Although reasonable perhaps, I think it would be irresponsible to accept fatalistic arguments as a working theory. And I think Sachs does too. He presented a plan to get American economy back on track, requiring an extra federal revenue of 6% of GDP, meaning a 1/4-1/3 growth in government spending. Would a good plan be enough to break the paralysis? It sure is a good step, but how do we get people to be open to more taxes? Sachs recalled how he once was asked this: "You say Washington is doing it all wrong, and then you still want me to give 'em more money?" Would it help to 'reframe' the issue, like one woman in the audience suggested, focussing on the benefits, what we can and need to do for our children? Sachs agreed that that's part of the strategy. One thing to reframe could be the word 'tax' itself. At last weeks' Bioscience Day at the University of Maryland, Matthias Ruth had referred to the not very helpful ethymology of the word 'tax'. It means something like 'to drain', sucking the money out of you. The same for the Dutch word 'belasting', emphasizing the burden, which is only one side of the story. The german word is 'Steuer', meaning 'to steer', redirecting and allocating the money. That's a big difference. We need an organization, Sachs said, to tell the people what is going on. He then looked at demographics. Especially hispanics are quickly becoming a larger share of the population, and other ethnic groups are gaining share as well. As these groups have different cultural legacies, the receptivity to a dialog on taxing is likely to increase as well. But do we have time for waiting that long?

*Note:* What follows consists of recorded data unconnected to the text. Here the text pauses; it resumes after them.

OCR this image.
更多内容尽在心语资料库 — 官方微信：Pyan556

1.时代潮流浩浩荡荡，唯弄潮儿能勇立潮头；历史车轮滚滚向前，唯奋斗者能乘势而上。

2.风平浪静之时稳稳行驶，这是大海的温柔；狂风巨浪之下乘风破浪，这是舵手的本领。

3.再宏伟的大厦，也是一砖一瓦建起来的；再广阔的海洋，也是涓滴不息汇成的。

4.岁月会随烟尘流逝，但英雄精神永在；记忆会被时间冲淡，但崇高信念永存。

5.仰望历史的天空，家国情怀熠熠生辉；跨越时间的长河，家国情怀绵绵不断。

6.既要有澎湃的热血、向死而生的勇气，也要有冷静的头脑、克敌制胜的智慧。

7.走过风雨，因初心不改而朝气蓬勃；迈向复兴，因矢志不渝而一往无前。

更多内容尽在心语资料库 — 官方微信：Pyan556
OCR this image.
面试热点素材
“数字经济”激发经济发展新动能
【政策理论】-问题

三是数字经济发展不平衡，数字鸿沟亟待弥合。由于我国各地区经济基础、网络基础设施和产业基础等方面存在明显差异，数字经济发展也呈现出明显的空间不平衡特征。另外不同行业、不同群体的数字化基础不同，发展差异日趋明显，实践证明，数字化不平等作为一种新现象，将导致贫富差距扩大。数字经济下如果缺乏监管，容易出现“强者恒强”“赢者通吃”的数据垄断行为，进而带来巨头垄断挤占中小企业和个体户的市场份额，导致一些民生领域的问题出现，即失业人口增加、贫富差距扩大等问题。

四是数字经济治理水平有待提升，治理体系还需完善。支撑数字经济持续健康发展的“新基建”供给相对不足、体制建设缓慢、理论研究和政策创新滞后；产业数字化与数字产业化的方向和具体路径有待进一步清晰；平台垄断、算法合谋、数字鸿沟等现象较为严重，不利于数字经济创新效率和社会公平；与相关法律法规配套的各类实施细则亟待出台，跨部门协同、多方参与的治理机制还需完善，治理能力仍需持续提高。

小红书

On the subway back to Penn station, I looked at the people around me, conversing vividly, listening to their iPods or scrolling their blackberries. Is this what a country in denial of its becoming an underdeveloped nation looks like? Poor boiling frogs. In the bus back to DC, in the front of its upper deck, with the ugliness hidden by darkness, I enjoyed the magnificent sight of all the little lights on the industrial facilities lining the Turnpike.
PS: Much of what he said, Sachs had written in this op-ed piece for the Financial Times.